Managing Charitable Donations in the New Tax Environment

In the movie “The Hunger Games: Catching Fire,” game managers cause a man-made island to spin around, disorienting contestants and forcing them to recalibrate their actions. The U.S. government just did the same thing to taxpayers with the Tax Cuts and Jobs Act (TCJA), which changes many familiar rules related to deductions and can affect the way you account for charitable donations.

If you aren’t prepared, you could end up paying more tax than necessary. In this post, we’ll review a few simple rules about deductions, then look at the new law’s impact on charitable donations and discuss how to navigate in the new environment.

You already know the basics of deductions. When we compute our taxable income, we subtract either our itemized deductions or the standard deduction, whichever is greater. Common itemized deductions include the interest we pay on our home mortgage, our property taxes, our charitable contributions, and a few other expenses.

Two significant changes in the TCJA are likely to cause the number of taxpayers who itemize to drop from about 30 percent to below 10 percent. That’s because some of the expenses we have historically included in our itemized deductions are no longer allowed, including:

  • State and local taxes (state income taxes and general sales taxes)
  • Interest on home equity loans
  • Certain job expenses
  • Tax preparation fees
  • Investment fees and expenses

This is not a complete list, but already you can see that for many of us, the total of itemized deductions is going to be lower than it has been in previous years.

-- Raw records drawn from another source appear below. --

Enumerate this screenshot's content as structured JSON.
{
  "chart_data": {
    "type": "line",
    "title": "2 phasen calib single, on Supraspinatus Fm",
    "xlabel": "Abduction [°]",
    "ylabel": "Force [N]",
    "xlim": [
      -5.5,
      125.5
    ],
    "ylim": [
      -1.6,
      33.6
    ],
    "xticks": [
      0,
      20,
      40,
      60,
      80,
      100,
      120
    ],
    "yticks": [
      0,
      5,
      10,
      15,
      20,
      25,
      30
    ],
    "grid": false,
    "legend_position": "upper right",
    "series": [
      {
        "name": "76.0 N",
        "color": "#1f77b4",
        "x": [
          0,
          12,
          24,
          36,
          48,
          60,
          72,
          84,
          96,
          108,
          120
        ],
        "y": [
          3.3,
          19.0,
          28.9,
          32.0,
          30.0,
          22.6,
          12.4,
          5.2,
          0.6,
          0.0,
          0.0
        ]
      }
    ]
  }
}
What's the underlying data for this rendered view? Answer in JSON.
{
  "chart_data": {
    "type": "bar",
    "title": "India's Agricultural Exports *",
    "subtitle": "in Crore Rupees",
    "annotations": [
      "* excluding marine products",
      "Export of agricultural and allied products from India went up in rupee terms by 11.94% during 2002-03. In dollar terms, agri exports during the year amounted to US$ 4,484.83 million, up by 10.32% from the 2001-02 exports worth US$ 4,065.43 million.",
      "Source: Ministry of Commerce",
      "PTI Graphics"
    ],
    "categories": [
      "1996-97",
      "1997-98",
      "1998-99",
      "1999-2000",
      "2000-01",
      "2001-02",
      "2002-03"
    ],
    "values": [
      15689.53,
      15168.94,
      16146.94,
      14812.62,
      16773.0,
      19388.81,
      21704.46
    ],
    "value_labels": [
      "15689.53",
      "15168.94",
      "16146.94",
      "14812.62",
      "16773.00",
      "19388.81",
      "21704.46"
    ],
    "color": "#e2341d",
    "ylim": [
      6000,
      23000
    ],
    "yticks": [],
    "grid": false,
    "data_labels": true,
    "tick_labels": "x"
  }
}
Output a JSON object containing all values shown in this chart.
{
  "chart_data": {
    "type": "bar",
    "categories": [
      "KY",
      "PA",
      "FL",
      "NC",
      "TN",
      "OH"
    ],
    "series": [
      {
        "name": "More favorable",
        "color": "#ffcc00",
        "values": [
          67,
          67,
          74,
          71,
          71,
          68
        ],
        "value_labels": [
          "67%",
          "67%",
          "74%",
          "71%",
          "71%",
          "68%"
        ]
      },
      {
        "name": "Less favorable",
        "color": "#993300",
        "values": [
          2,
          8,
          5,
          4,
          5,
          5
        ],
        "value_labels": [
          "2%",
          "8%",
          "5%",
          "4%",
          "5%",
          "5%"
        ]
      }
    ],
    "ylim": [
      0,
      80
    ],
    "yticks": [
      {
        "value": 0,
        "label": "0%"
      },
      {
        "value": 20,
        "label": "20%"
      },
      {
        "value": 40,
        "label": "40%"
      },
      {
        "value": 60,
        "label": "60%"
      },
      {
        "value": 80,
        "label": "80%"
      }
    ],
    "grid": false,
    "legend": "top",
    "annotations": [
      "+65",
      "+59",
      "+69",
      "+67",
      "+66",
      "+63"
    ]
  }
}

At the same time, the standard deduction is going way up. For the 2017 tax year, it is $12,700 for a joint return or $6,350 for an individual return. But in 2018, it will rise to $24,000 for a joint return or $12,000 for a single return.

The combination of these two changes means that for many taxpayers, the total of itemized deductions will now be lower than their standard deduction; therefore they will stop itemizing and switch to the standard deduction.

But the impact doesn’t end there. We need to look at how the new law affects the deductibility of our charitable contributions.

If we have charitable gifts, whether they’re for $100 or $10,000, we add them to our other deductible expenses, and if the total exceeds the standard deduction, we deduct them.  The after-tax cost of our gifts will be 100 percent minus our marginal tax rate. It’s a fabulous system—we get to help out the charities we like and the U.S. government subsidizes our generosity.

But what if the total of our itemized deductions, including our charitable contributions, is less than the standard deduction?  Then we don’t get any subsidy for our gifts.

That’s probably not a big issue for those who give a few hundred dollars each year. It’s also not a problem for those who give tens of thousands of dollars a year, since they likely will have enough deductible expenses to make itemization worthwhile.

But what about those of us who give, say, $5,000? When we add this amount to our other deductible expenses, we may come up just short of the standard deduction. Is there any way we can get a subsidy?

Yes, there is.  It is called “charitable clumping” (or sometimes “charitable stacking” or “charitable lumping.”) Instead of giving $5,000 a year to a charity every year for five years, you can give $25,000 in a single year.  That takes you over the standard deduction amount, providing a subsidy for your giving.

I know what you’re thinking:   “Great—I give a big donation to my favorite charity to cover five or 10 years, then they think I have stepped up my giving and the ‘asks’ go into overdrive.”

Well, that could happen. But fortunately, there’s another way to lump your giving into a single year, yet meter out the donations over a longer timeframe without causing any misunderstanding of your intentions. You can do that with a donor-advised fund.

Charles Schwab and Fidelity run two of the nation’s biggest donor-advised funds.  You can donate to them using cash, or better yet, appreciated mutual funds or stocks.  You get a charitable deduction when you contribute the money to the fund.  You can also choose how the money is invested and give as little or as much as you want over whatever time period you choose.

By making a significant one-time contribution to a donor-advised fund, you will receive the government subsidy for your charitable giving. For the years in which you do not give to the donor-advised fund, if your itemized deductions don’t pencil out, just use the new, much larger standard deduction.